香りにも健康効果が−バジル
 イタリア料理は欠かせないハーブのバジルは、生活習慣予防や美容効果が高いだけでなく、その爽やかな香りによるリラックス効果も期待できる、心とからだ両方にやさしい食品です。最近では、がんを予防する効果がある食品としても注目を集めています。

日本では目薬として使用されていた歴史が
 バジルの歴史は古く、古代ギリシアでは、王族の香水や薬に使われたことから「王様の薬草」と呼ばれていました。日本には江戸時代に中国から入ってきました。日本での呼び名は「メボウキ(目箒)」。これはかつて、水に浸してゼリーに変化したバジルの種を目の汚れを取る目薬として利用していたためだそう。咳止めや口内炎、鼻炎、下痢止めなどの薬としても使われていました。

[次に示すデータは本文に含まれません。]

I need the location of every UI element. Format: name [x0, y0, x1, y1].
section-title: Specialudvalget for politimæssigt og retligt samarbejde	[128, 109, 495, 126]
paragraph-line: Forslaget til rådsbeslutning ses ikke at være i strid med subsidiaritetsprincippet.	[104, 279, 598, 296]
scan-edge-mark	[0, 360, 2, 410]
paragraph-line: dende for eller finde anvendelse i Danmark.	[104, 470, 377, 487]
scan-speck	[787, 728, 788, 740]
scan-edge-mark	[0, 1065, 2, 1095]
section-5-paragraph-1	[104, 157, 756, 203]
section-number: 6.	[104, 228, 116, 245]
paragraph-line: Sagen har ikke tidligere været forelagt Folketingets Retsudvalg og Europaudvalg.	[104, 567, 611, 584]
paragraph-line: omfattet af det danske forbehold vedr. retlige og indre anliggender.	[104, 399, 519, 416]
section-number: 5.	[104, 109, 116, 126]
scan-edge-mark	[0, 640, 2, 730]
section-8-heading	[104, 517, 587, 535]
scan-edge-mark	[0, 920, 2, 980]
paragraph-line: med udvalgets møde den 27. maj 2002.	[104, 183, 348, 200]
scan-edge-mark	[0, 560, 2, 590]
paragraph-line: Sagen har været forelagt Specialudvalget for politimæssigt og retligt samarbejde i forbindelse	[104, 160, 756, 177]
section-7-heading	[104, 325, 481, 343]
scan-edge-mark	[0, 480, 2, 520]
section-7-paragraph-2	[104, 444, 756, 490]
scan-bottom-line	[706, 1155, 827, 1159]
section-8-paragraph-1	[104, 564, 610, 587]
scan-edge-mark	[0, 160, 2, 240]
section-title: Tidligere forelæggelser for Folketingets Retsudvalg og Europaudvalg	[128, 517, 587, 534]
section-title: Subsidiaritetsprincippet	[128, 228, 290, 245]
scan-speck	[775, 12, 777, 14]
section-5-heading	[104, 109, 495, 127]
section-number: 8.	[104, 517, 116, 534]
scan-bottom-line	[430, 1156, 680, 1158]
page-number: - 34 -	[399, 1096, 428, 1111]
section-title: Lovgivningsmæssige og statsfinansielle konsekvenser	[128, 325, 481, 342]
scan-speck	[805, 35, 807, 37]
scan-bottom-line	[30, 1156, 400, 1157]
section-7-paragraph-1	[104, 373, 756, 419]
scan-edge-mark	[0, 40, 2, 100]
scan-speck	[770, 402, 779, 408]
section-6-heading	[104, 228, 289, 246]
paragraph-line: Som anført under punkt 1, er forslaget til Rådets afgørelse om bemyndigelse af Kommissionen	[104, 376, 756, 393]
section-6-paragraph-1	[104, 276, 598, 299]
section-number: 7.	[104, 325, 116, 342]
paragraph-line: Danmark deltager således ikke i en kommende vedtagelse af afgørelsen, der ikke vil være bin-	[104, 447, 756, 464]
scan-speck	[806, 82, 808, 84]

 バジルの旬は7〜9月。盛夏にむけて、その青々とした葉を茂らせます。バジルの栄養素のなかで注目すべきは、体内でビタミンAに変化するβカロテン。βカロテンは、がんや動脈硬化、老化の原因とされる活性酸素を取り除く「抗酸化作用」があることで知られます。そのほかにもシワや老化の予防効果がある「ビタミンE」、骨粗鬆症の予防に役立つ「カルシウム」、貧血や狭心症、心筋梗塞を予防する「鉄」「マグネシウム」などのミネラルも豊富に含んでいます。 栄養成分だけでなく、バジル特有の爽やかな香りの成分にもリラックス作用、整腸作用、頭痛の解消といったさまざまな効果があります。殺菌作用や食欲を増進させる働きもあるので、夏バテやお腹を壊しやすい夏を乗り切るにはもってこいの食品でもあります。相性のいいトマトやニンニクと調理してくださいね。